Science and Arts have been the most popular streams among students over the last 10 years while commerce has stagnated with only 14 per cent students opting for it, according to a study conducted by the Ministry of Education.
The study, which is an assessment of Class 10 and 12 board exam results, noted that there are huge variations in choice of streams across states.
“Only 2 per cent students in Andhra Pradesh, Tamil Nadu and Telangana opt for Arts stream but in states like Tripura and Gujarat over 82 per cent students choose the stream while in states like Punjab and Rajasthan the percentage of such students is above 70,” it said.
Similarly, the popularity of science stream is extremely low in Punjab, Haryana and Assam where just about 17 per cent students opt for it, whereas in states such as Andhra Pradesh, Telangana and Tamil Nadu, more than 60 per cent students choose science to study after class 12.
“In Goa and Karnataka, the distribution of students is almost similar in major streams,” the report said.
A large difference in performance of students from various boards, significant variation in pass percentages and no level playing field for students in terms of standard are among the challenges identified by the ministry in the assessment.
According to School Education Secretary, Sanjay Kumar, this difference between pass percentages of various states has led the education ministry to now look at standardising the assessment pattern for all 60 school boards across states in the country.
Currently, there are three central boards in India – Central Board of Secondary Education (CBSE), Council for the Indian School Certificate Examinations (CISCE) and the National Institute of Open Schooling (NIOS). Apart from these, various states have their own state boards, taking the total number of school boards to 60.

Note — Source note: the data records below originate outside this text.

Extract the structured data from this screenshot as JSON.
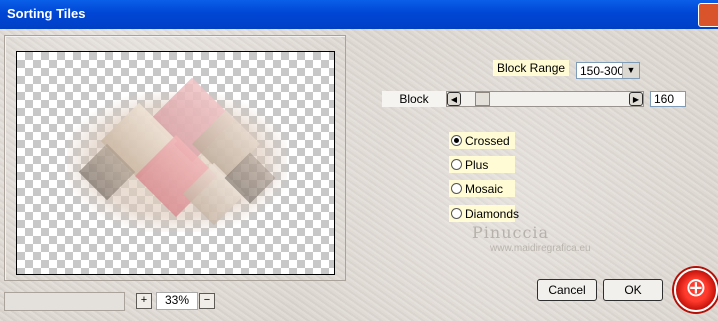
{
  "window": {
    "title": "Sorting Tiles"
  },
  "controls": {
    "block_range_label": "Block Range",
    "block_range_value": "150-300",
    "block_label": "Block",
    "block_value": "160",
    "block_slider_level": 0.15
  },
  "radios": [
    {
      "label": "Crossed",
      "checked": true
    },
    {
      "label": "Plus",
      "checked": false
    },
    {
      "label": "Mosaic",
      "checked": false
    },
    {
      "label": "Diamonds",
      "checked": false
    }
  ],
  "watermark": {
    "text": "Pinuccia",
    "url": "www.maidiregrafica.eu"
  },
  "zoom": {
    "plus": "+",
    "minus": "−",
    "value": "33%"
  },
  "buttons": {
    "cancel": "Cancel",
    "ok": "OK"
  },
  "icons": {
    "close": "close-icon",
    "plus": "plus-icon",
    "minus": "minus-icon",
    "slider_left": "arrow-left-icon",
    "slider_right": "arrow-right-icon",
    "dropdown": "chevron-down-icon",
    "logo": "app-logo-icon"
  }
}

The study analysed the Class 10 and 12 results for state boards of – Andhra Pradesh, Assam, Karnataka, Kerala, Manipur, Odisha, West Bengal and Telangana to understand the variation in results for different state boards.
Based on the report, all states have been asked to work on the standardisation process of assessment.
“A meeting in this regard was held earlier this month wherein the presentation was shared with the states and concerns about developing a common assessment system was discussed,” Kumar added.
The report also noted that 11 states contribute to 85 per cent of school dropouts. These states are Uttar Pradesh, Bihar, Madhya Pradesh, Gujarat, Tamil Nadu, Rajasthan, Karnataka, Assam, West Bengal, Haryana and Chhattisgarh.
Among possible causes for higher failure rate in state boards pointed out in the report include less number of trained teachers and teachers per school. This contributes to low Gross Enrolment Ratio (GER) and also affects India’s overall rank in global indices.